World Health Index Analysis

Kaggle source link | Download R Script | Download CSV file

The data

A school project analyzing a toy dataset from Kaggle consisting of 16 variables:

Country
Year
Headline Consumer Price Inflation
Energy Consumer Price Inflation
Food Consumer Price Inflation
Official Core Consumer Price Inflation
Producer Price Inflation
GDP deflator index growth rate
Continent/Region
Score
GDP per capita
Social support
Healthy life expectancy at birth
Freedom to make life choices
Generosity
Perceptions of corruption

After the csv file is downloaded and put into RStudio, my team wished to test all the columns for significance in regards to score (World Happiness Index score), we could do this using multiple linear regression.

Significant variables

With this intent, we first looked at the missing-ness of each column:

colSums(is.na(df)) / nrow(df) * 100

And removed those columns that have a significant amount of N/A values. We identified 2 such columns; Official Core Consumer Price Inflation and Producer Price Inflation.

df <- df %>% select(-`Official Core Consumer Price Inflation`) %>% select(-`Producer Price Inflation`)

Before doing multiple linear regression, we removed Country and Continent/Region to reduce the amount of dummy binary variables. This adds an assumption that countries and continents/regions does not affect the happiness score, a reasonable assumption we felt - but thinking back on it now, certain countries do have branding and inherent bias to its name. The United States' American dream, for example, or the stigma against countries in the African continent, or the European Union's relatively high standard of living, etcetera.

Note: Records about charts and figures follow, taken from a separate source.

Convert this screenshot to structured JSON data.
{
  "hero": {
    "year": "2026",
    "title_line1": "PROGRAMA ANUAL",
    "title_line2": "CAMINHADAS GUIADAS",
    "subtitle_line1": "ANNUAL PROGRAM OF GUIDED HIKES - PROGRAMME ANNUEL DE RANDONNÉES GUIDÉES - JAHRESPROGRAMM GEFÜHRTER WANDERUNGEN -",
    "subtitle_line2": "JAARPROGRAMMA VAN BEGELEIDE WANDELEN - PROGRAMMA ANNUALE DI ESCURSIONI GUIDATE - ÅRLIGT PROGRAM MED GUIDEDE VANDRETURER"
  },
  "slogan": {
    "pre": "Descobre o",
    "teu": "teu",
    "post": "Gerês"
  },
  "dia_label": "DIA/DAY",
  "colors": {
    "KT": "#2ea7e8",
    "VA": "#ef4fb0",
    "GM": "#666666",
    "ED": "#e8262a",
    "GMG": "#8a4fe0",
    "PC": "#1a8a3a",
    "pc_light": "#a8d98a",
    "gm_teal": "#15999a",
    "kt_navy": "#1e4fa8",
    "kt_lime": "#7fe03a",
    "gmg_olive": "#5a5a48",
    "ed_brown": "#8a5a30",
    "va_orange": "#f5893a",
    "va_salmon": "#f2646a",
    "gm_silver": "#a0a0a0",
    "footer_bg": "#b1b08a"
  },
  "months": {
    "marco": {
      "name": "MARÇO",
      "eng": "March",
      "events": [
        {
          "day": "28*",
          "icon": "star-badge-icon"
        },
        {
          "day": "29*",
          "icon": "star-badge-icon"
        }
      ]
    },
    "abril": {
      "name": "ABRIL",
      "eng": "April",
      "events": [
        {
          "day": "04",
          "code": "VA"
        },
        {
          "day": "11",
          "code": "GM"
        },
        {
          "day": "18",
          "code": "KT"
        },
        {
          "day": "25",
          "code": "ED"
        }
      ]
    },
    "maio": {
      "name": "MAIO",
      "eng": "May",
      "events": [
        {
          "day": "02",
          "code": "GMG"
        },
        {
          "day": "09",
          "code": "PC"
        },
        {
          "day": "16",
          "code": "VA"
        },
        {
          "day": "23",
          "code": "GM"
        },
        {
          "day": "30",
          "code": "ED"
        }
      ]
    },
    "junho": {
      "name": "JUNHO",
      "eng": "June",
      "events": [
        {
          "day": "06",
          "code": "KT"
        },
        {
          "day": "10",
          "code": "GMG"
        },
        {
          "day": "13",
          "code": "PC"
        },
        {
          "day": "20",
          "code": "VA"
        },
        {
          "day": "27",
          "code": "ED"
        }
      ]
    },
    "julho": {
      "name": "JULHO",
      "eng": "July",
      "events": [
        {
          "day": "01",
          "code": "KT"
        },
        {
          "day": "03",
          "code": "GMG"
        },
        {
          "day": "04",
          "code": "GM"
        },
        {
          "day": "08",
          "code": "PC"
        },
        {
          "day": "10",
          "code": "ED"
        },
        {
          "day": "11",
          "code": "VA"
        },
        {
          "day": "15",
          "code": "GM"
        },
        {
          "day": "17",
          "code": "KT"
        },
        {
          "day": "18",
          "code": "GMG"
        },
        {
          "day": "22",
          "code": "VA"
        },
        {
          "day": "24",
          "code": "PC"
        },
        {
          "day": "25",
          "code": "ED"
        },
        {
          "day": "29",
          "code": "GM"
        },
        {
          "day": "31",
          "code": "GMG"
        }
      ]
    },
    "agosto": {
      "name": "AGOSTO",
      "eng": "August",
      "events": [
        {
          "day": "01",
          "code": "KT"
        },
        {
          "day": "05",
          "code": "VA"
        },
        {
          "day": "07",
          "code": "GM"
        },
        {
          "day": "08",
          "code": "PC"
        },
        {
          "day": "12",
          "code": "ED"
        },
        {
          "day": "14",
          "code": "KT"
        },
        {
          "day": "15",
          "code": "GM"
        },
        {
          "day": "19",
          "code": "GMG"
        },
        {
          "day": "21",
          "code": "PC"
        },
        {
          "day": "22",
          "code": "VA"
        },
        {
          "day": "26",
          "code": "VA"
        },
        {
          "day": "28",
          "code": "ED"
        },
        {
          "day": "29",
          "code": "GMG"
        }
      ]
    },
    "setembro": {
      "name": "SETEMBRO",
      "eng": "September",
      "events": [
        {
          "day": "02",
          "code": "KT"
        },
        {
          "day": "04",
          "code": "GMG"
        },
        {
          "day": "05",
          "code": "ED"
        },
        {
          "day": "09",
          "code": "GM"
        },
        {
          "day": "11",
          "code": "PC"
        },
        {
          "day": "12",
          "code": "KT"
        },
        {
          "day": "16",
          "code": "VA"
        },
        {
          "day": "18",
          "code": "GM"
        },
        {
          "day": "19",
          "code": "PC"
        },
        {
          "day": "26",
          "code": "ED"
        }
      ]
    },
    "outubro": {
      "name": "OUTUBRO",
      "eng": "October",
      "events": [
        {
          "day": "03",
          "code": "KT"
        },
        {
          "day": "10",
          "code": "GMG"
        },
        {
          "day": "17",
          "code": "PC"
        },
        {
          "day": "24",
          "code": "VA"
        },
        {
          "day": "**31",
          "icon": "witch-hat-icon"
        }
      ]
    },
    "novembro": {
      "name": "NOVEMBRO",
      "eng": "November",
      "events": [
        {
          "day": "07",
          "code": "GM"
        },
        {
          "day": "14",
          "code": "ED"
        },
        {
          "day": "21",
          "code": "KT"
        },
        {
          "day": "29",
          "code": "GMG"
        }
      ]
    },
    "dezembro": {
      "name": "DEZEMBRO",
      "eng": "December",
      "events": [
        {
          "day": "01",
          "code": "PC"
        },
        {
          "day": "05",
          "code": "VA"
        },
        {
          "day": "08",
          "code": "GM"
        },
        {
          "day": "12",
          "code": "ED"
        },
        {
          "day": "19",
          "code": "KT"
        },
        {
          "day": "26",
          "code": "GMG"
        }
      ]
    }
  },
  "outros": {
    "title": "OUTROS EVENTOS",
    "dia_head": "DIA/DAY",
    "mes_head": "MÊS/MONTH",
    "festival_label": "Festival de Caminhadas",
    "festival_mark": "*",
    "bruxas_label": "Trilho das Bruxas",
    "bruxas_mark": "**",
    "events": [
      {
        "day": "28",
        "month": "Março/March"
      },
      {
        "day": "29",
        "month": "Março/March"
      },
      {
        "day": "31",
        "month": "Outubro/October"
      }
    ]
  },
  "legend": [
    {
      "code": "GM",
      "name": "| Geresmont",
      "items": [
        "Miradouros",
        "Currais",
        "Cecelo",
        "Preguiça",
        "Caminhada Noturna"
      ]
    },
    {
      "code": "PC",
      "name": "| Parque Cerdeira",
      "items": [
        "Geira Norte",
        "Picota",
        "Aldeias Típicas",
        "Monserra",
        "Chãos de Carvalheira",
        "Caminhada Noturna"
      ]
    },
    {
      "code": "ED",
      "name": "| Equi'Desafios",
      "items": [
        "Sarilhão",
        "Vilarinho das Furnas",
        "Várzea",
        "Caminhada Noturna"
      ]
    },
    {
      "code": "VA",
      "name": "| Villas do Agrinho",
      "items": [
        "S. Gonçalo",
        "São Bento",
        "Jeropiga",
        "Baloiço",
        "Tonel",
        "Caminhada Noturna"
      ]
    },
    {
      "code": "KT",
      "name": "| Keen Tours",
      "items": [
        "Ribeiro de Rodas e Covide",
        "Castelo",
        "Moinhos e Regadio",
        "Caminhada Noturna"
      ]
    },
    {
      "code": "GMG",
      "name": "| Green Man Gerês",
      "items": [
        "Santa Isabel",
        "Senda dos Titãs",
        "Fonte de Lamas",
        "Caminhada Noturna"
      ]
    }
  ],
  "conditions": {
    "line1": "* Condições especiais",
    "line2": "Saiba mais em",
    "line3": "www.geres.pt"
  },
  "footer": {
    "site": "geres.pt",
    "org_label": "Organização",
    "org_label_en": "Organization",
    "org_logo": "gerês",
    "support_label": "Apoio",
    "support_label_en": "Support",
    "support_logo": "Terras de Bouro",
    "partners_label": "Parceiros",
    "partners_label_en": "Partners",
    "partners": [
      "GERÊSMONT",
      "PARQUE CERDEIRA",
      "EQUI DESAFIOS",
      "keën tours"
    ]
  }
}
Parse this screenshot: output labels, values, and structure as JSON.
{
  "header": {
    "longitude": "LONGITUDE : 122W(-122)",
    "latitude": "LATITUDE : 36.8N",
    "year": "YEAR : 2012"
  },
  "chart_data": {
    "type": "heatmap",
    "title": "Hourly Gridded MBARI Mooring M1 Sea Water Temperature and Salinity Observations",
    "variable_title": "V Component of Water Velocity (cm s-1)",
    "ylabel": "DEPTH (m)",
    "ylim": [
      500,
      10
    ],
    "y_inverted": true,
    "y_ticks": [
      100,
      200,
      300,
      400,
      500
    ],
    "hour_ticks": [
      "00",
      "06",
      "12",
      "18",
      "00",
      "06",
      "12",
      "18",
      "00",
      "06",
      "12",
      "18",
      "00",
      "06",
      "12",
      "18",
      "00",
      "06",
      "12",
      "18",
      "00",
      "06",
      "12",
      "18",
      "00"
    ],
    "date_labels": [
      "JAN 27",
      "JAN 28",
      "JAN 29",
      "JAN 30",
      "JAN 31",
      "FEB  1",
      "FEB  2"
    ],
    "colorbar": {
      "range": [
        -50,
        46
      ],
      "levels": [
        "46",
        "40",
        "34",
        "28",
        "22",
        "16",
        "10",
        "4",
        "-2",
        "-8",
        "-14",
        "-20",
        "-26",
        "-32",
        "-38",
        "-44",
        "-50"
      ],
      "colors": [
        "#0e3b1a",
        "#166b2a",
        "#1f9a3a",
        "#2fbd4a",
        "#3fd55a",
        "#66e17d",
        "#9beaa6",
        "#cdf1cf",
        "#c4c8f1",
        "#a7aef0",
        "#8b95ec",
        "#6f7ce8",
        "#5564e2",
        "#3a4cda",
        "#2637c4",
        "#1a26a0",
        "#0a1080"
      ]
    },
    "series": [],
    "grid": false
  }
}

After running multiple linear regression we have discovered these variables are significant:

Year
Energy Consumer Price Inflation
GDP per Capita
Social support
Healthy life expectancy at birth
Freedom to make life choices
Generosity
Perceptions of corruption

Imputation

After finding out the significant columns, we need to decide how to handle all the missing values. The team agreed we should do imputation, however, with no way to know the relationship between the missing and recorded data (as we are not part of the collection process), predictive mean matching (PMM) imputation was brought up as a method. I argued that the best practice was stochastic regression by country.

In short, we faced two choices at this point in time:

Global PMM imputation - less work, less accurate imputation variance
by Country stochastic linear regression imputation - more work, more accurate imputation variance

It was a big disagreement - I tried stochastic linear regression but could not make it work, I worried there wasn't enough data for some countries which only filled in some categories(columns) and/or years, my solution was to take those countries out, which was disagreed on by the team again. At an impasse, there was a need for an arbitrator, so we emailed the professor for guidance

With this advice, it was clear that we should just go ahead with stochastic regression imputation on the countries regardless that some of them had missing years and/or columns. During the school project, out of time and skill, we had gone against this directive and used a global blanket predictive mean method (PMM) of imputation, but now, I will attempt to fill in missing years with blank rows and attempt to fill them out with imputation per country.